Mr. Rogers Had a Simple Set of Rules for Talking to Children - aikinai
https://www.theatlantic.com/family/archive/2018/06/mr-rogers-neighborhood-talking-to-kids/562352/
======
Wowfunhappy
Here are the actual rules in the article:

\---

1\. “State the idea you wish to express as clearly as possible, and in terms
preschoolers can understand.” Example: It is dangerous to play in the street.

2\. “Rephrase in a positive manner,” as in It is good to play where it is
safe.

3\. “Rephrase the idea, bearing in mind that preschoolers cannot yet make
subtle distinctions and need to be redirected to authorities they trust.” As
in, “Ask your parents where it is safe to play.”

4\. “Rephrase your idea to eliminate all elements that could be considered
prescriptive, directive, or instructive.” In the example, that’d mean getting
rid of “ask”: Your parents will tell you where it is safe to play.

5\. “Rephrase any element that suggests certainty.” That’d be “will”: Your
parents can tell you where it is safe to play.

6\. “Rephrase your idea to eliminate any element that may not apply to all
children.” Not all children know their parents, so: Your favorite grown-ups
can tell you where it is safe to play.

7\. “Add a simple motivational idea that gives preschoolers a reason to follow
your advice.” Perhaps: Your favorite grown-ups can tell you where it is safe
to play.

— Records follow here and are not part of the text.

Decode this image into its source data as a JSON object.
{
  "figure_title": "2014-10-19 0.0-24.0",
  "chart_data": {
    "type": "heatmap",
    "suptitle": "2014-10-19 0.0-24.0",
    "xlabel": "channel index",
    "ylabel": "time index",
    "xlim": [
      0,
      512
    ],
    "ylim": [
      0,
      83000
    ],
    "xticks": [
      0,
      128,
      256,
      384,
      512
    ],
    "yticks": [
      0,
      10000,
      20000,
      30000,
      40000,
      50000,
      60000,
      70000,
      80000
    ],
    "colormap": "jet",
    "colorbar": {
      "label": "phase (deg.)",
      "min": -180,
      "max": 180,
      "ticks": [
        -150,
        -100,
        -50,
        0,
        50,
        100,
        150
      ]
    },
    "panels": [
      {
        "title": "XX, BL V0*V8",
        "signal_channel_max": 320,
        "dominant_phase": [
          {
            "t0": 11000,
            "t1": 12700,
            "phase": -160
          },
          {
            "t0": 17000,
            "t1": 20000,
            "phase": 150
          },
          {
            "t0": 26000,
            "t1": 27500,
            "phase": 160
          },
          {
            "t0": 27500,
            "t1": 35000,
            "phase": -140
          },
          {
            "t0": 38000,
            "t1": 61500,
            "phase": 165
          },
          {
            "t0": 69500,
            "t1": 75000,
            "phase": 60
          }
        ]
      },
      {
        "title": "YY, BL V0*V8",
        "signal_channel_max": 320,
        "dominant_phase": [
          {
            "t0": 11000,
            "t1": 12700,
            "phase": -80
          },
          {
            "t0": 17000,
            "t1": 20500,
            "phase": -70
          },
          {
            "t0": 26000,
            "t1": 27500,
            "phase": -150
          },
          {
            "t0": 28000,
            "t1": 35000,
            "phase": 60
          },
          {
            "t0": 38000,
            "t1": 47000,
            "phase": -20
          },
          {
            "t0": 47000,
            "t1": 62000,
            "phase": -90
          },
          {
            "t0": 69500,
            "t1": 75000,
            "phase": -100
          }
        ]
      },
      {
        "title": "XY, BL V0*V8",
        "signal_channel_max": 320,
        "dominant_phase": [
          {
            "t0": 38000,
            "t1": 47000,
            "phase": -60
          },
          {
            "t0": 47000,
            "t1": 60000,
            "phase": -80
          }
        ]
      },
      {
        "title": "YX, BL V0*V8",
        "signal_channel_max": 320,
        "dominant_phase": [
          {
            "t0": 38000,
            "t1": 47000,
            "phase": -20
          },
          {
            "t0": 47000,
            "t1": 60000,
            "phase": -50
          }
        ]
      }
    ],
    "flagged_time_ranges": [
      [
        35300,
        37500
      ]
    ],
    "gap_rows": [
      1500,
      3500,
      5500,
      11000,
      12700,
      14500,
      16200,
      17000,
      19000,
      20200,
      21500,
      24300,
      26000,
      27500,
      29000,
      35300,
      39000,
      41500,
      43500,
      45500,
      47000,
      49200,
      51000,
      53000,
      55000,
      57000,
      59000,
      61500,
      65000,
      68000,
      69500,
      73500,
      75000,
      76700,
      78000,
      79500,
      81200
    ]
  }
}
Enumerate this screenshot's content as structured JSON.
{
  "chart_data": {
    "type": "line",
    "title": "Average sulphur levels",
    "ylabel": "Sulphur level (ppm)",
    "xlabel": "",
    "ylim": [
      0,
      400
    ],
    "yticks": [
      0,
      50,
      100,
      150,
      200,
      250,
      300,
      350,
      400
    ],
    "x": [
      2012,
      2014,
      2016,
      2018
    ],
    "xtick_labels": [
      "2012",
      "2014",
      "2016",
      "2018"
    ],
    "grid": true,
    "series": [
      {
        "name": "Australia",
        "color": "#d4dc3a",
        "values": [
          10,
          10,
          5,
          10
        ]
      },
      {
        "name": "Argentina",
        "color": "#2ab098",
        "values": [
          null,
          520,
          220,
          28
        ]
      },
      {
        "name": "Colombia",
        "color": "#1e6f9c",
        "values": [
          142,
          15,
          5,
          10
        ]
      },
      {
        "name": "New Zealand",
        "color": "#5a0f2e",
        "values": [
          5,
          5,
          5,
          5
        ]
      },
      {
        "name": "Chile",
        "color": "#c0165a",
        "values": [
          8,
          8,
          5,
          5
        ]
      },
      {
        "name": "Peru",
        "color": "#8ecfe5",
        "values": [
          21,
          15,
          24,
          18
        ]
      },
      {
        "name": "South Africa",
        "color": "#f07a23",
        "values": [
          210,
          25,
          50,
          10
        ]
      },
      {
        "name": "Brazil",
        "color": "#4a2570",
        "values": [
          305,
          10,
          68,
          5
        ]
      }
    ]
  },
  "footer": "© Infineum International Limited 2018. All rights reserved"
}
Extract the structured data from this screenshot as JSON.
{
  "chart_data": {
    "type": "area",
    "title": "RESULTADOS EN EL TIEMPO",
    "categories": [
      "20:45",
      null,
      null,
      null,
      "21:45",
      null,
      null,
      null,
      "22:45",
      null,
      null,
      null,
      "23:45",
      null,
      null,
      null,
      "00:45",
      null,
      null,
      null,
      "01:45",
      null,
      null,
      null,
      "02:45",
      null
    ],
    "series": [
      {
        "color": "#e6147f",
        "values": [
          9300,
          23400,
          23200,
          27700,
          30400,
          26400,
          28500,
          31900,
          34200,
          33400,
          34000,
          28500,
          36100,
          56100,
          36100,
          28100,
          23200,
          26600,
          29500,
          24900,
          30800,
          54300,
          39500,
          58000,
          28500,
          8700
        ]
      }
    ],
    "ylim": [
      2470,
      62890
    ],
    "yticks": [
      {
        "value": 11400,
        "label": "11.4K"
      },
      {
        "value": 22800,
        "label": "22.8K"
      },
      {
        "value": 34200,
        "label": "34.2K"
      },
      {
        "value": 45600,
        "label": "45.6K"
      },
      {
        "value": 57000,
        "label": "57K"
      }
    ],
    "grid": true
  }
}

It is good to listen to them.

8\. “Rephrase your new statement, repeating the first step.” “Good” represents
a value judgment, so: Your favorite grown-ups can tell you where it is safe to
play. It is important to try to listen to them.

9\. “Rephrase your idea a ﬁnal time, relating it to some phase of development
a preschooler can understand.” Maybe: Your favorite grown-ups can tell you
where it is safe to play. It is important to try to listen to them, and
listening is an important part of growing.

------
ergothus
There are lesson to learn here for documentation, slack conversations, and
even code itself.

------
mekane8
What a beautiful human being he was. A great example of empathy.